Communication between a computer and humans have always been unnatural – typing to get a response isn’t the most intuitive method of conveying commands/instructions as opposed to the ease of using voice. The introduction of speech recognition technology aims to bridge the gap of communication – where computers can make sense of certain phrases and sentences.

Devices such as Amazon EchoApple HomePod, and Google Home have widely been embraced and used in homes, offices, etc which further solidifies the need for voice-controlled interfaces. Although we are far from the futuristic A.I assistants/androids we see in movies, strides are being made to allow computers to recognize speech which paves the way for such futuristic precedence.

Without the need to swipe on screens, type, or use gestures – Voice User Interface (VUI) allows lots of visually and motor-impaired individuals to interact with computers naturally and coherently as everyone else. VUI’s might also be one way we get rid of screen fatigue and accessibility issues, which have been a major cause for concern with visual interfaces. The World Health Organization (WHO) cited a whopping 2.2 billion people who have a vision impairment or blindness – this creates a strong case for accessibility in design and reduction in screen usage or better screen technology.
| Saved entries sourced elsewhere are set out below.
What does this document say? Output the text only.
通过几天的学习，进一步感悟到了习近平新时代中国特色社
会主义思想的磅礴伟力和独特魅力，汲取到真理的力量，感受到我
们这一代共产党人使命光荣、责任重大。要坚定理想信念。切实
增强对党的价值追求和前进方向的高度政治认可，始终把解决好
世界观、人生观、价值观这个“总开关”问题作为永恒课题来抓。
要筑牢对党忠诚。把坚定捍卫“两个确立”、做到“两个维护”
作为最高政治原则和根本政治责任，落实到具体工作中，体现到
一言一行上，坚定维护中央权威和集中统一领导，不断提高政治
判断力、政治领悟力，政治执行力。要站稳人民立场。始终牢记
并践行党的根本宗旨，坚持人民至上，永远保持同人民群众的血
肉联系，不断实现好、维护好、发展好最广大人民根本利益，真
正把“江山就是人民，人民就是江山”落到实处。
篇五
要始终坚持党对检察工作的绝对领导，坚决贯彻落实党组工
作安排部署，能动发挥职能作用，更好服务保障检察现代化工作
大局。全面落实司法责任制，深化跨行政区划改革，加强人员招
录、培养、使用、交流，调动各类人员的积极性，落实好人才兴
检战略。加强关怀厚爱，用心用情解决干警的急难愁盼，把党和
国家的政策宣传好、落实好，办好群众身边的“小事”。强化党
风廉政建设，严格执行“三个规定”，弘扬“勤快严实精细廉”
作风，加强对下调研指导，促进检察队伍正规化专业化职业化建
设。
The unrestrictive nature of VUI will allow both designers and developers to come up with much richer content based on the conversational tone and intent of the user. Text to Speech (TTS) was one of the first implementations of VUI. This allowed the creation of documents solely by using the voice and sending short commands with a somewhat intuitive response. TTS allowed developers to improve and refine the “hearing” capabilities of computers – capturing voice and transcoding them into text. The next logical step was to make the computer recognize these texts, phrases, and sentences while making sense of them. This will later come in the form of Natural Language Processing (NLP).

Most of the new productivity-focused applications (including some existing ones), as well as some email clients, have begun to embrace NLP as a simplified way for users to create tasks, search, and communicate. By allowing the A.I to recognize patterns within free form speech, these systems allow natural interaction with apps by making them conform/understand human language – as opposed to humans issuing commands in a less than natural manner for computers to make sense of these commands. Although NLP is largely developer-oriented, the approach to making this abstract concept visual creates an exciting design challenge.

VUI shows a lot of promise for the future, this is however plagued by the number of unknowns lurking. Users do not know the understanding capabilities these devices wield, which results in users often having to randomly guess and hope to get the response needed. Most of the voice assistants currently on the market have specific phrases used to invoke certain commands which breaks the “natural” flow of conversation with computers. The lack of long term memory in computers is another hindrance to the progression of VUI’s.

Even though the concepts of VUI’s have been around for ages, the reality on the ground is far from what we envision. This is to say, the discipline is relatively new and offers exciting challenges both to designers and developers. With the top four companies (Apple, Google, Amazon, and Facebook) backing VUI progression and laying down guidelines (some design/development resources) it won’t be long before we see the true potential of VUI’s. The future of design, VUI, in particular, seems to be a field with lots of promising design opportunities as well as solutions to iron out the “weird” interaction barrier between us and the systems we use – while making accessibility widely available to all.